Mr. Burns: "If you don't show up Friday, don't bother showing up Monday."
Homer S.: "Woohoo! 4 day weekend!")

It's a bit odd- a little chart on page 165 indicates that if you lose 1 month you only get 2/3 the study total (or writing total, if writing a text), 2 months yields 1/3, and 3 yields 0.

Now, this would imply that if you lose 6 weeks you only get 1/2 the total, except that the last sentence clearly states: "Round any fractions up" That means that if you study 1 day, it's rounded up to 1/3 month???!!! I'd think it would be the other way, or, better, just put on the ol' math hat and use smaller fractions. I'd let a half-season work, maybe(?) even 2 weeks (1/6), but there has to be some lower limit to how little study you can devote and still come away with a permanent and widely-applicable Ability increase, as opposed to just short-term information. A month of dedicated study and you can actually "learn" something- a week, and it's just memorization. In between is up to the Troupe...

So, depending how narrowly you want to divide a season, if you can lose a max of 20 days from a project, that'd become 2 weeks of "distraction" from a lab total, or 2/12 or 1/6 of the season. RAW, that's -2/3 of the Study Total :stuck_out_tongue: , or more accurately -5/6. (At which point the average mage probably could claim exposure and do just as well?)

Just thought I'd post this since I'd been looking at it recently.
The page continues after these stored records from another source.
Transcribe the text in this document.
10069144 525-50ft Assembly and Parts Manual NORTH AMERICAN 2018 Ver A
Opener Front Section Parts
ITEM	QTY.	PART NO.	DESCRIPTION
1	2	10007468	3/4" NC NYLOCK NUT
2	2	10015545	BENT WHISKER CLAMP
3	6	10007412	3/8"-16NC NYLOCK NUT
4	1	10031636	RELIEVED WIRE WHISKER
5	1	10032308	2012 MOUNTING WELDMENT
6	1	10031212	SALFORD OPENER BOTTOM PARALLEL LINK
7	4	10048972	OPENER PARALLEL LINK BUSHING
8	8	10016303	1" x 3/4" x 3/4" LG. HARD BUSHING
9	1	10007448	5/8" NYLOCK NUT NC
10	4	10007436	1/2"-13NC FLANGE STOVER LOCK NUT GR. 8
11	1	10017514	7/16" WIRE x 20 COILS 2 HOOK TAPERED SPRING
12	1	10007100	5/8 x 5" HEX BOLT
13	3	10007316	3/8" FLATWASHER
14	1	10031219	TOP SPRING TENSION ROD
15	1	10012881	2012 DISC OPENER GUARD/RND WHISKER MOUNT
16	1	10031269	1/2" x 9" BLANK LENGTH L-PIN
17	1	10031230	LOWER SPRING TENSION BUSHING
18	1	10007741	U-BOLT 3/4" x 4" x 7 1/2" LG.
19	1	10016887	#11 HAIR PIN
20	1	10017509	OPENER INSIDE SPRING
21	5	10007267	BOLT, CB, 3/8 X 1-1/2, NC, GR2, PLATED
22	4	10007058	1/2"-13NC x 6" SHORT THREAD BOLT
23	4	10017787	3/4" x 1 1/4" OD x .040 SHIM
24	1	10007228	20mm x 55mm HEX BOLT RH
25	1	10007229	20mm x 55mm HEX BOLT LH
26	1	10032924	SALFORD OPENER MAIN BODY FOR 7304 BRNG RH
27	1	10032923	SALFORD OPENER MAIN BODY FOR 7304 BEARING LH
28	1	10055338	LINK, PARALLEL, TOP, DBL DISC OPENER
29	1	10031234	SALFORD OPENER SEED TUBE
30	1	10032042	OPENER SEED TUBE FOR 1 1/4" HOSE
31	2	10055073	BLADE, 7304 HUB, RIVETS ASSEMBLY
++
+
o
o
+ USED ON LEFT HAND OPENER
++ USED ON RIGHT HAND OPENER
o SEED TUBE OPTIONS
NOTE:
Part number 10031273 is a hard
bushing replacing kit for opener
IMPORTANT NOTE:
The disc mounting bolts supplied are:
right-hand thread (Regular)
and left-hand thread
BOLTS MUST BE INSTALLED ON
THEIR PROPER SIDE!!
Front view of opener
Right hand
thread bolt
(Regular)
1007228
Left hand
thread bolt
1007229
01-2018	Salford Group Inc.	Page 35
Values are expressed as probabilities, not percentages. Also I didn't account AT ALL for Botches, since that would depend on the Aura you were in, etc. These results assume no Botch at all, so if you wanted completely accurate results you'd figure out the odds of Botching:

Botching = (0.1 * (1 - (0.9 ^ # of Botch dice)))

...and not Botching:

not Botching = 1 - Botching

Then, multiply the results by the (not Botching) value.

Risk Modifier +0
No extraordinary effects 0.435706695
Side effect 0.223166844
No benefit 0.106269926
Complete failure 0.117959617
Special or story event 0.106269926
Discovery 0.010626993
Modified effect 0

Risk Modifier +1
No extraordinary effects 0.318809777
Side effect 0.223166844
No benefit 0.116896918
Complete failure 0.106269926
Special or story event 0.117959617
Discovery 0.106269926
Modified effect 0.010626993

Risk Modifier +2
No extraordinary effects 0.214822771
Side effect 0.22556391
No benefit 0.107411386
Complete failure 0.118152524
Special or story event 0.107411386
Discovery 0.119226638
Modified effect 0.107411386

Risk Modifier +3
No extraordinary effects 0.120336943
Side effect 0.240673886
No benefit 0.132370637
Complete failure 0.120336943
Special or story event 0.132370637
Discovery 0.120336943
Modified effect 0.133574007

In more general terms, it seems that the ideal Risk modifier is anything but +0. The higher Risks increase the chance of a negative result but also increase the chance of a Discovery while roughly maintaining the ratio between the two.